What do hedges have to do with this?
For the record, I have a writeup of Sage Mode burning a hole in my pocket. Can't wait for y'all to either learn it or see someone use it. Ditto for another major power up the nature of which I will not disclose but I note that it is within your grasp given appropriate effort
So we have we spent sufficient effort trying to figure out what the second one is? More importantly, have we road-mapped out the conversations to get us moving towards sage mode? Because blaming FOOM benefits on being a sage AND getting sage mode benefits sounds amazing. We know it exists, I think, so that should be enough to start conversations at least?

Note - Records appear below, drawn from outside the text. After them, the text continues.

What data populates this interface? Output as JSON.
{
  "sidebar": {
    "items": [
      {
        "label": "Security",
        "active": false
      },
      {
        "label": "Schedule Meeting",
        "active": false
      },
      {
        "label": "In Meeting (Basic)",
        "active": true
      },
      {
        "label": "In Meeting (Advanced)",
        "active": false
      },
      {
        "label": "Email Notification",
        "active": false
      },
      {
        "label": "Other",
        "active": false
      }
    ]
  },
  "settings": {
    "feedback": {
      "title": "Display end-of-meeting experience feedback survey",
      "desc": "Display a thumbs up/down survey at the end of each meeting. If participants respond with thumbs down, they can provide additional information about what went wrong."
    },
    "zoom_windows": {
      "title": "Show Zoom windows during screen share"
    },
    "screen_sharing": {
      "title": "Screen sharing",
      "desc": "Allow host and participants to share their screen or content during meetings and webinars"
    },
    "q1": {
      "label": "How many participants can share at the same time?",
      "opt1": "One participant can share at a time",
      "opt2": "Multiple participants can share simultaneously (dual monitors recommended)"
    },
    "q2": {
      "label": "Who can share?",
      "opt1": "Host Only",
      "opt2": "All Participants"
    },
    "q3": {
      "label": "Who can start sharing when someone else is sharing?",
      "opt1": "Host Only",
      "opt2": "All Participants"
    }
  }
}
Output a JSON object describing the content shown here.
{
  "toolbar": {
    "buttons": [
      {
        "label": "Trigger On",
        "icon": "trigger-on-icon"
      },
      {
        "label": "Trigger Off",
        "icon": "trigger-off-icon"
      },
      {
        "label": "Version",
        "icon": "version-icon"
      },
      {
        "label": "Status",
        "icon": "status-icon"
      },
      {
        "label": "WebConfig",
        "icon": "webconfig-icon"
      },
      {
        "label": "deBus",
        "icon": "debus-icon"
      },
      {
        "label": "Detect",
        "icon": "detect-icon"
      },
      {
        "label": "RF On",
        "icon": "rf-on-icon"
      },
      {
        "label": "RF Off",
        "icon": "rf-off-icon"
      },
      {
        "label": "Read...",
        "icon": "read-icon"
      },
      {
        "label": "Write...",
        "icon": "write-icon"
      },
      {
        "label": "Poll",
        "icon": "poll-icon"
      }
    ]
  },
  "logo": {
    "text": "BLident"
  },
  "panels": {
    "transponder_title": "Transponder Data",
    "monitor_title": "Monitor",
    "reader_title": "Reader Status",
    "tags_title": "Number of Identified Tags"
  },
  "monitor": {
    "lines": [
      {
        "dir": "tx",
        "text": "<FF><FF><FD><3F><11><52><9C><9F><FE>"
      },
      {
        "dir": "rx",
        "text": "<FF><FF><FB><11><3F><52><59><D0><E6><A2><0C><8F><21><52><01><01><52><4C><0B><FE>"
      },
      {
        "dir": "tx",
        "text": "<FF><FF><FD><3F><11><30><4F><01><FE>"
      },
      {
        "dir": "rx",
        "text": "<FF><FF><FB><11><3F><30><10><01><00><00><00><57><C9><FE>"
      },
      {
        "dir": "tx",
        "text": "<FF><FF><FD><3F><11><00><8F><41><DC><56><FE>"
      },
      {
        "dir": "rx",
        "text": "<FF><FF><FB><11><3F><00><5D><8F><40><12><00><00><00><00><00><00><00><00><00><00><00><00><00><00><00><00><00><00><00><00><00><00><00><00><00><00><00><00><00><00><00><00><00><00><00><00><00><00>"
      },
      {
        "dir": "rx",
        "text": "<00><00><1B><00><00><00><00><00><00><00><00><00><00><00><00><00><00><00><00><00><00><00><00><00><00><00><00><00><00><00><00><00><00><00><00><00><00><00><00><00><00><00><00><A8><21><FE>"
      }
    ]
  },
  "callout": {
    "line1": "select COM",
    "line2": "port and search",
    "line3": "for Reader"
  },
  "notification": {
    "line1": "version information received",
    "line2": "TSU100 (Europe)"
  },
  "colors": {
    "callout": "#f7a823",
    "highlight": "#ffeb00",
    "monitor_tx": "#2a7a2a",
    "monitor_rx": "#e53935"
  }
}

I pre-commit to any reasonably plan that has a sentence or two about investigating sage mode.
Incidentally, 3D sealcraft is my poor but best guess for the major power-up.
Noburi couldn't help but think about the last time the Gōketsu had traded with the Pangolin Clan and the geopolitical fallout thereof. Granted, he wasn't going to give them skytower seals. Probably not even seals at all. Metals, cloth (they had difficulty with weaving), maybe some exotic foods from the Human Path. What could go wrong?
Screaming in faflec as a function of meta-Kagome.
But really, if the Pangolin draw a hard line about trading, that just lose out of QoL and time-efficiency trades. Though I'm curious what Keiko had to trade for her summon assault allies.
Don't forget that XP is ultimately an abstraction though. If you have played basketball for 10,000 hours, having more hours in a day to keep practicing isn't nearly as useful as it is for a beginner. At some point, you WILL soft cap on your performance capabilities. You might occasionally find tips and tricks that give you slight edges occasionally, but your raw skill and ability doesn't go up forever. This isn't a literal RPG world, if you're at your best then getting a bunch of XP doesn't mean anything
This has been mostly talked through, but I think there's two big reasons why this kind of falls apart. One is breathe, and one is escalation.
So, let's say hypothetically up can't get a skill over 100. As long as there wasn't a total XP limit, you could still level up other skills. The versatility goes a long way. If you don't need to use more Chakra using your armor because your substitute is so good as well, you're just a bit better. Having Melee and thrown weapons instead of 1. Etc. This doesn't even get into a bunch of the soft stats. Being able to get a bunch of niche-useful skills to 60 eventually is super useful. Especially for projects that are locked without multiple high level pre-requisites. Imagine what we could do with TM 60, seal 80, and 5 different chakra natures? Total XP cap is the only big worry, and at that point we're presumably at LEAST as good as Hashirama or Hiruzen at their best. And have family in the same tier. That's enough to get things done.
The second is escalation. We want to fight Chakra golems. To be able to beat S-rankers. To beat S-rankers potentially without killing them. To make seals that push against the fabric of reality. To beat Mari in a social contest. There's a lot of goal that will challenge us. Kagome's XP total isn't high considering his age because he actively minimized his chance of risk and his chance of new experiences. Given how Hazou's life has been going the past couple years, I'm not terribly worried about that happening. If nothing else, as long as social combat gives XP, until our physical and social skills are high level we'll still have room to grow.
All this is the Watsonian explaination. Doylist, my guess is that as long as we make entertaining plans, the QMs still enjoy the story, and the player base is involved, we'll move forward. Policy is set by real humans, and either there's already a policy in place for when we hit a certain threshold, or there isn't. Either way, best we can do is just keep trying our best and act like we could be killed anytime, but plan for as if we're trying to become the new Sage of six Paths.